(Bloomberg) -- Deutsche Bank AG’s overriding goal for next year is profitability, ahead of other issues including the scale and pace of job cuts, according to Chief Executive Officer Christian Sewing.

The German bank’s second-most important target is hitting 70% cost-income ratio, he said Tuesday at a virtual conference hosted by the Financial Times, echoing previous comments. The CEO didn’t say whether his plan to lower Deutsche Bank’s headcount to 74,000 by the end of next year was still intact, saying only that workforce reductions would continue.

Sewing is homing in on the final year of sweeping restructuring plans unveiled in mid-2019 that centered around swingeing cost cuts in an attempt to make Deutsche Bank profitable again. But the lender had 84,500 workers at the end of the third quarter, leaving about 10,000 roles that would still need to go to achieve the original goal.

Deutsche Bank will give a strategy update in March to set out Sewing’s vision beyond next year. He has said the new plan will focus much more on growth after years focused on cost cuts, and may also involve deals. 

Answering a question about Brexit, Sewing said Tuesday that Deutsche Bank had achieved a “balanced” headcount between Frankfurt and London, though he didn’t rule out future moves.
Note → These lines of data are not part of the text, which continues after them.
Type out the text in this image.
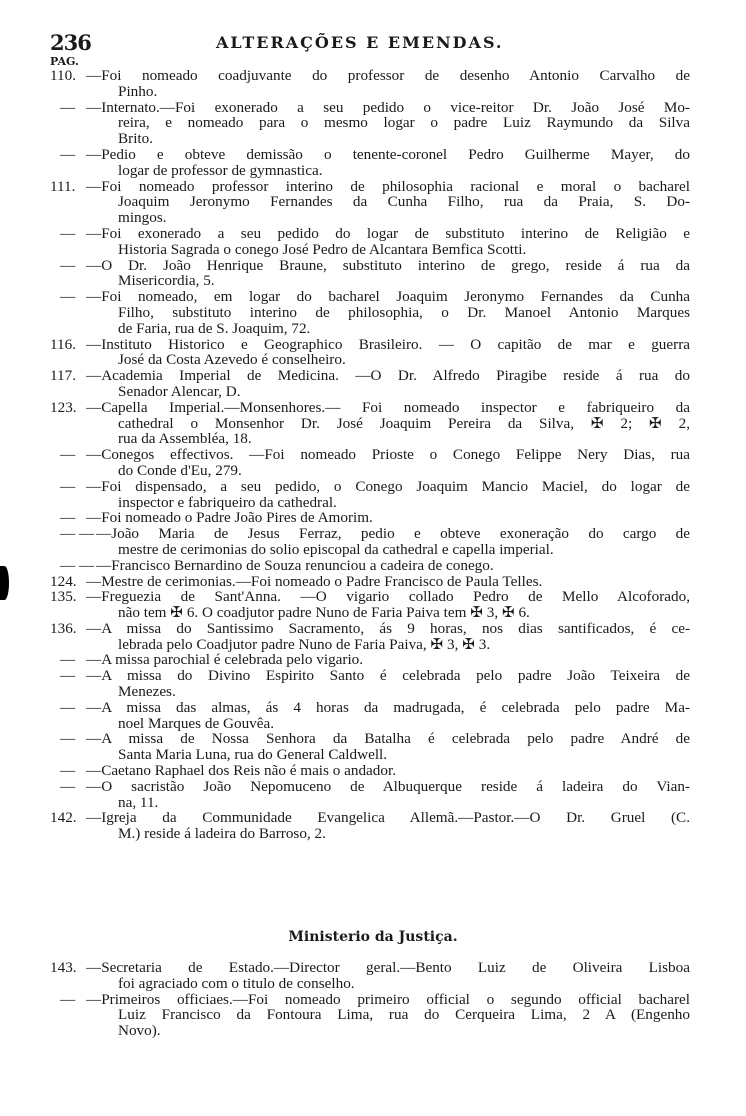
236	ALTERAÇÕES E EMENDAS.
PAG.
110. —Foi nomeado coadjuvante do professor de desenho Antonio Carvalho de
Pinho.
— —Internato.—Foi exonerado a seu pedido o vice-reitor Dr. João José Mo-
reira, e nomeado para o mesmo logar o padre Luiz Raymundo da Silva
Brito.
— —Pedio e obteve demissão o tenente-coronel Pedro Guilherme Mayer, do
logar de professor de gymnastica.
111. —Foi nomeado professor interino de philosophia racional e moral o bacharel
Joaquim Jeronymo Fernandes da Cunha Filho, rua da Praia, S. Do-
mingos.
— —Foi exonerado a seu pedido do logar de substituto interino de Religião e
Historia Sagrada o conego José Pedro de Alcantara Bemfica Scotti.
— —O Dr. João Henrique Braune, substituto interino de grego, reside á rua da
Misericordia, 5.
— —Foi nomeado, em logar do bacharel Joaquim Jeronymo Fernandes da Cunha
Filho, substituto interino de philosophia, o Dr. Manoel Antonio Marques
de Faria, rua de S. Joaquim, 72.
116. —Instituto Historico e Geographico Brasileiro. — O capitão de mar e guerra
José da Costa Azevedo é conselheiro.
117. —Academia Imperial de Medicina. —O Dr. Alfredo Piragibe reside á rua do
Senador Alencar, D.
123. —Capella Imperial.—Monsenhores.— Foi nomeado inspector e fabriqueiro da
cathedral o Monsenhor Dr. José Joaquim Pereira da Silva, ✠ 2; ✠ 2,
rua da Assembléa, 18.
— —Conegos effectivos. —Foi nomeado Prioste o Conego Felippe Nery Dias, rua
do Conde d'Eu, 279.
— —Foi dispensado, a seu pedido, o Conego Joaquim Mancio Maciel, do logar de
inspector e fabriqueiro da cathedral.
— —Foi nomeado o Padre João Pires de Amorim.
— — —João Maria de Jesus Ferraz, pedio e obteve exoneração do cargo de
mestre de cerimonias do solio episcopal da cathedral e capella imperial.
— — —Francisco Bernardino de Souza renunciou a cadeira de conego.
124. —Mestre de cerimonias.—Foi nomeado o Padre Francisco de Paula Telles.
135. —Freguezia de Sant'Anna. —O vigario collado Pedro de Mello Alcoforado,
não tem ✠ 6. O coadjutor padre Nuno de Faria Paiva tem ✠ 3, ✠ 6.
136. —A missa do Santissimo Sacramento, ás 9 horas, nos dias santificados, é ce-
lebrada pelo Coadjutor padre Nuno de Faria Paiva, ✠ 3, ✠ 3.
— —A missa parochial é celebrada pelo vigario.
— —A missa do Divino Espirito Santo é celebrada pelo padre João Teixeira de
Menezes.
— —A missa das almas, ás 4 horas da madrugada, é celebrada pelo padre Ma-
noel Marques de Gouvêa.
— —A missa de Nossa Senhora da Batalha é celebrada pelo padre André de
Santa Maria Luna, rua do General Caldwell.
— —Caetano Raphael dos Reis não é mais o andador.
— —O sacristão João Nepomuceno de Albuquerque reside á ladeira do Vian-
na, 11.
142. —Igreja da Communidade Evangelica Allemã.—Pastor.—O Dr. Gruel (C.
M.) reside á ladeira do Barroso, 2.
Ministerio da Justiça.
143. —Secretaria de Estado.—Director geral.—Bento Luiz de Oliveira Lisboa
foi agraciado com o titulo de conselho.
— —Primeiros officiaes.—Foi nomeado primeiro official o segundo official bacharel
Luiz Francisco da Fontoura Lima, rua do Cerqueira Lima, 2 A (Engenho
Novo).
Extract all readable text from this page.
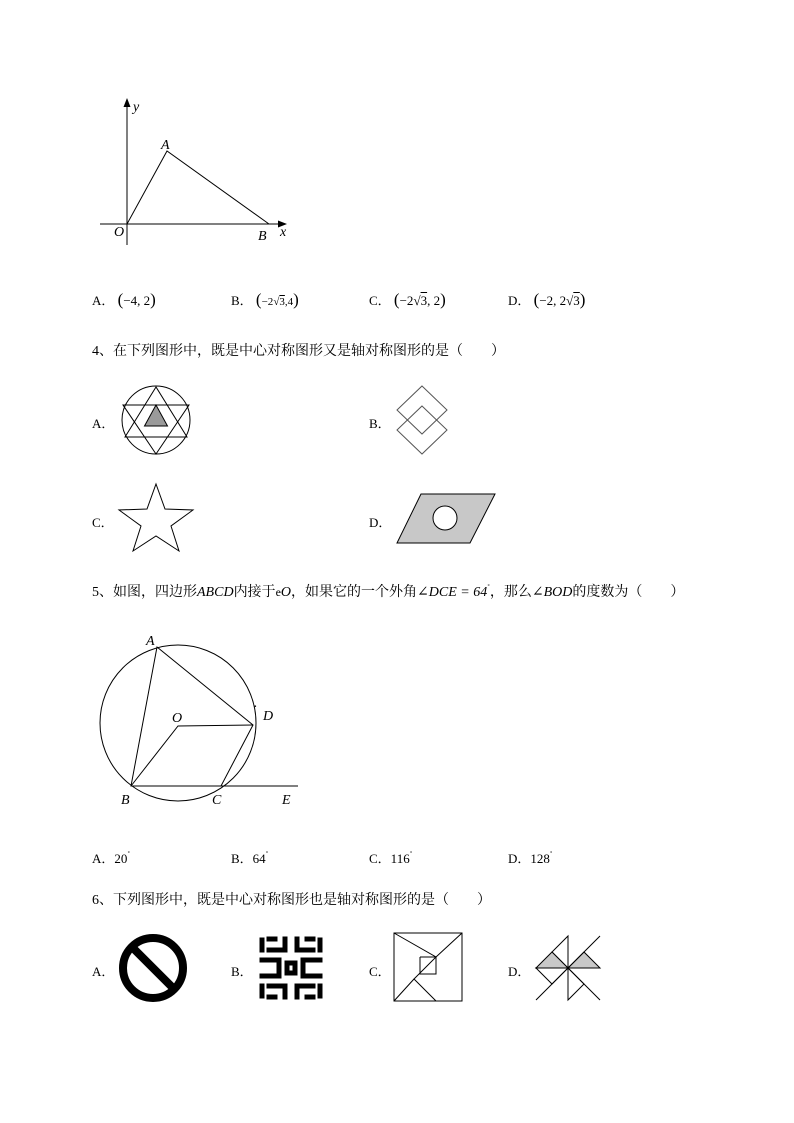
y
x
A
O	B
A． (−4, 2)	B． (−2√3,4)	C． (−2√3, 2)	D． (−2, 2√3)
4、在下列图形中，既是中心对称图形又是轴对称图形的是（　　）
A．	B．
C．	D．
5、如图，四边形ABCD内接于eO，如果它的一个外角∠DCE = 64˚，那么∠BOD的度数为（　　）
A
O	D
B	C	E
·
A．20˚	B．64˚	C．116˚	D．128˚
6、下列图形中，既是中心对称图形也是轴对称图形的是（　　）
A．	B．	C．	D．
He reiterated that London will remain a “critical” place of business for the lender and pointed to a planned move into a new headquarters in the city.

Still, he said Frankfurt had enjoyed a boost to the number of financial institutions it hosts since the U.K. left the European Union, while other cities such as Paris, Madrid, Milan and Amsterdam are also benefiting from Brexit.